Sino-US trade shift seen as a gradual rebalancing
Amid mounting challenges such as tariff barriers, technology restrictions and heightened geopolitical uncertainty, China-US trade is undergoing a gradual adjustment, with market watchers and business leaders saying that bilateral trade flows are showing signs of a slow recalibration and becoming more structurally complex, rather than moving toward full-scale decoupling.
They noted that the growth of China's exports to the United States has moderated, with some manufacturing orders shifting to alternative markets as global supply chains are reconfigured. Meanwhile, China still holds substantial potential to expand imports of US energy and agricultural products, alongside deepening two-way engagement in services trade and premium consumption-related sectors.
These trends point to a gradual rebalancing of China-US trade away from a model dominated by China's surplus in manufactured goods toward a more diversified pattern, supported by broader product categories and increasingly two-way demand, said Yan Xuetong, a professor at Tsinghua University's Institute of International Relations.
Amid severe disruptions to the global economic and trade order last year, China-US trade fell 18.2 percent year-on-year to 4.01 trillion yuan ($578 billion) in 2025, accounting for 8.8 percent of China's total trade by value, data from the General Administration of Customs showed. The decline is seen as reflecting structural adjustment pressures rather than a collapse in bilateral trade.
John Quelch, executive vice-chancellor and an economics professor at Duke Kunshan University, said that beyond agriculture, energy has emerged as another potential area for cooperation, reflecting the US' ambition to expand energy exports and China's long-term demand for diversified and stable energy supplies.
"Technology, particularly semiconductors, is expected to remain one of the most complex and contentious aspects of the bilateral economic relationship," Quelch said. "Export controls and market access for advanced chips are likely to be negotiated on a generation-by-generation basis."
Sun Lipeng, deputy director of the Institute of American Studies at the China Institutes of Contemporary International Relations, said that overall, the ongoing recalibration reflects both market-driven adjustments and policy constraints, rather than a wholesale decoupling.
"What we are seeing is a gradual reshaping of trade patterns, unfolding over a longer cycle and with greater structural complexity," he added.
Official data also point to the continued scale and resilience of bilateral trade.

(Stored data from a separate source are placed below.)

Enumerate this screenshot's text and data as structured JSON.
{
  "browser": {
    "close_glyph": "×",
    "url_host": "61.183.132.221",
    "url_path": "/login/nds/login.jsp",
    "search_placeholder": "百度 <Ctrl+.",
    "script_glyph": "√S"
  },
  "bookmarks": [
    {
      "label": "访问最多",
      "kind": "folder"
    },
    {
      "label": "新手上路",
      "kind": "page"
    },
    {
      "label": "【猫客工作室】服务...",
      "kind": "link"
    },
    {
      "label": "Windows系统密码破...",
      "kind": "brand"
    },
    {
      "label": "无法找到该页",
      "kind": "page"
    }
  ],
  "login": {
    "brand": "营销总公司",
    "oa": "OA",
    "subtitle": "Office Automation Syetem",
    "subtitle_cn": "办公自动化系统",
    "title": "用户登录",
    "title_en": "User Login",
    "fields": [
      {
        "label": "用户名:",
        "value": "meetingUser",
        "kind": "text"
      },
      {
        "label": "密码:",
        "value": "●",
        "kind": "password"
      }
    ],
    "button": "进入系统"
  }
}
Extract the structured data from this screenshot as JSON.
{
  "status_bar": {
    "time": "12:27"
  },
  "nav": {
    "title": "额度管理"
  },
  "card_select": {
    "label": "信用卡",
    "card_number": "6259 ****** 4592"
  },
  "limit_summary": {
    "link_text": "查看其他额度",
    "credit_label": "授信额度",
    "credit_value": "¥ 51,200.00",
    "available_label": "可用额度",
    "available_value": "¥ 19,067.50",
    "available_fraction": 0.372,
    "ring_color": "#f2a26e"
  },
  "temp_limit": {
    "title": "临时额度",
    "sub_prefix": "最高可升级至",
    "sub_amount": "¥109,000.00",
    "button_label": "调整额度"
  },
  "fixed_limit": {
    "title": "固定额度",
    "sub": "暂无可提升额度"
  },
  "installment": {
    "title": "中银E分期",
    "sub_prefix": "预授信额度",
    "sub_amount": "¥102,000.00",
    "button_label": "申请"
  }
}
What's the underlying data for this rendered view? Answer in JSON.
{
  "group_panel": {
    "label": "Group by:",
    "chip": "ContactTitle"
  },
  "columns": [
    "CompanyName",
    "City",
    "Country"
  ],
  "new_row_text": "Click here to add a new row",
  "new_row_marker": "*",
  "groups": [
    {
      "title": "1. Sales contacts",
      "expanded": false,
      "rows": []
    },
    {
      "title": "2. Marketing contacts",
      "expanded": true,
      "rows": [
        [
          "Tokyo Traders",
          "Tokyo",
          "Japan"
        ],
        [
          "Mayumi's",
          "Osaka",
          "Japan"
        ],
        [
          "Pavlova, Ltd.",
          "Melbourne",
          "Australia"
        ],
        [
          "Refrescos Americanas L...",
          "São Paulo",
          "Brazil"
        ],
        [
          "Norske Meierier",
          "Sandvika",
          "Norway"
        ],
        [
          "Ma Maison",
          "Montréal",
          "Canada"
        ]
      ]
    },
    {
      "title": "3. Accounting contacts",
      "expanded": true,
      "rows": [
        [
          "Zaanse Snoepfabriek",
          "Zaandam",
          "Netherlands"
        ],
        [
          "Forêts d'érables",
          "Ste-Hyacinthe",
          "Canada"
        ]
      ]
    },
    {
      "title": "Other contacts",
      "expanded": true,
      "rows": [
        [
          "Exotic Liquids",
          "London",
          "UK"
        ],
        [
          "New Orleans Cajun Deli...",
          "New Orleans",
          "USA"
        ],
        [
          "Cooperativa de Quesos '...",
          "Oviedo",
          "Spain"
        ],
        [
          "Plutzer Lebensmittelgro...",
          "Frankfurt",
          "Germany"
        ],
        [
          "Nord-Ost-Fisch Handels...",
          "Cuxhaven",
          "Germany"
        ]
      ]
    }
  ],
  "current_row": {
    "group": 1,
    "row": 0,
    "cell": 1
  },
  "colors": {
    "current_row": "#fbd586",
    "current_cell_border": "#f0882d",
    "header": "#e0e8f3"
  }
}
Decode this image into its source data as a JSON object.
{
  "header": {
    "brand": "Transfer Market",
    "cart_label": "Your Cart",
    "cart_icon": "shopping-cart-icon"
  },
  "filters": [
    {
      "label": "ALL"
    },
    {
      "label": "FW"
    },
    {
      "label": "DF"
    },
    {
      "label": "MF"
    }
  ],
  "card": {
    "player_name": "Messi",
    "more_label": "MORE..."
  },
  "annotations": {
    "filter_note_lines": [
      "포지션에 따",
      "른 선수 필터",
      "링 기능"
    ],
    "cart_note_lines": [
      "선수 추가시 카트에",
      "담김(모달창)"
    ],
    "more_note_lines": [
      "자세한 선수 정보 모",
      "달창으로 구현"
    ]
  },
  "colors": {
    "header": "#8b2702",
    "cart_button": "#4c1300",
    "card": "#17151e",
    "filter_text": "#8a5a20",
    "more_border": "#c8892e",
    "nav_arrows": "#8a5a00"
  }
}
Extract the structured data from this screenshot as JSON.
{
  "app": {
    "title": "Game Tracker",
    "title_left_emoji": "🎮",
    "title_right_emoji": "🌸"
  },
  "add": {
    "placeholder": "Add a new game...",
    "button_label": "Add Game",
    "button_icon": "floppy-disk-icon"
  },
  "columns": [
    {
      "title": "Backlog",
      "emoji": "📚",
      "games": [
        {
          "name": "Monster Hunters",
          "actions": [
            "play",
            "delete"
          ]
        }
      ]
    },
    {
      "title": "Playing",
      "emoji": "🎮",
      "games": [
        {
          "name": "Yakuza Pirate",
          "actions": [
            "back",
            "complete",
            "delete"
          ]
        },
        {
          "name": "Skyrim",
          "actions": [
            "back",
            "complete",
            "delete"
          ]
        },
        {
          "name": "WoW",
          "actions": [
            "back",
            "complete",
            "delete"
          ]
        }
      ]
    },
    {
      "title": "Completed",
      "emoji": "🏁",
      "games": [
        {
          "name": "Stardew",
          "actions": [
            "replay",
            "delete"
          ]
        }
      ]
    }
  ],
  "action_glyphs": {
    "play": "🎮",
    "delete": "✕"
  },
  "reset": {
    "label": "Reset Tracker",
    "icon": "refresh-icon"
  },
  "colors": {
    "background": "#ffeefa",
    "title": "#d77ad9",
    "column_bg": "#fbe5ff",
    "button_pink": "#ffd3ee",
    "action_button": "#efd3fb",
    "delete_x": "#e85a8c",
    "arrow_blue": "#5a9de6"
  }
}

Lyu Daliang, director of the General Administration of Customs' department of statistics and analysis, said that based on bilateral goods trade statistics in 2025, China remained the US' third-largest export destination and third-largest source of imports, while the US was China's largest goods export destination and its third-largest source of imports.
At a news conference in Beijing last week, Wang Zhihua, director of the foreign trade department at the Ministry of Commerce, responded to a media inquiry regarding remarks by US Trade Representative Jamieson Greer at the recent World Economic Forum annual meeting in Davos, Switzerland, on the possibility of another round of bilateral trade talks.
Wang said China stands ready to work with the US through the China-US economic and trade consultation mechanism to manage differences, deepen cooperation and promote the stable and sustainable development of bilateral trade ties.
At the company level, businesses on both sides are adjusting strategies in response to the shifting trade environment.
JAC Auto Parts (Ningbo) Co, a Ningbo, Zhejiang province-based company engaged in both the manufacturing and trading of automotive components, plans to import about 4 million yuan of core components such as rollers and crash beams from the US this year, down about 20 percent compared with 2025, according to Ningbo Customs.
Yang Weiguo, foreign trade director of the Ningbo company, said the company's imports of key auto components from the US have declined due to tariffs, but it is exploring compliant approaches such as processing trade to lower costs and stabilize supply chains.
"The Chinese and US auto markets are highly complementary, and stable bilateral trade ties are critical for long-term business growth," he said.
The recalibration is also prompting US companies to deepen localization and move up the value chain in China, particularly in technology-intensive and green segments, rather than scaling back their presence.
One such company is Milliken &Co, a US manufacturer of specialty chemicals and performance materials. The South Carolina-based company will strengthen its technical, supply chain and customer support capabilities in China, while advancing its "localization — China serving Asia" framework to enhance operational agility and service efficiency.
"China is not only one of the world's largest coatings markets, but also one of the most dynamic hubs for green technology innovation," said Simon Oram, vice-president of Milliken's coating additives business.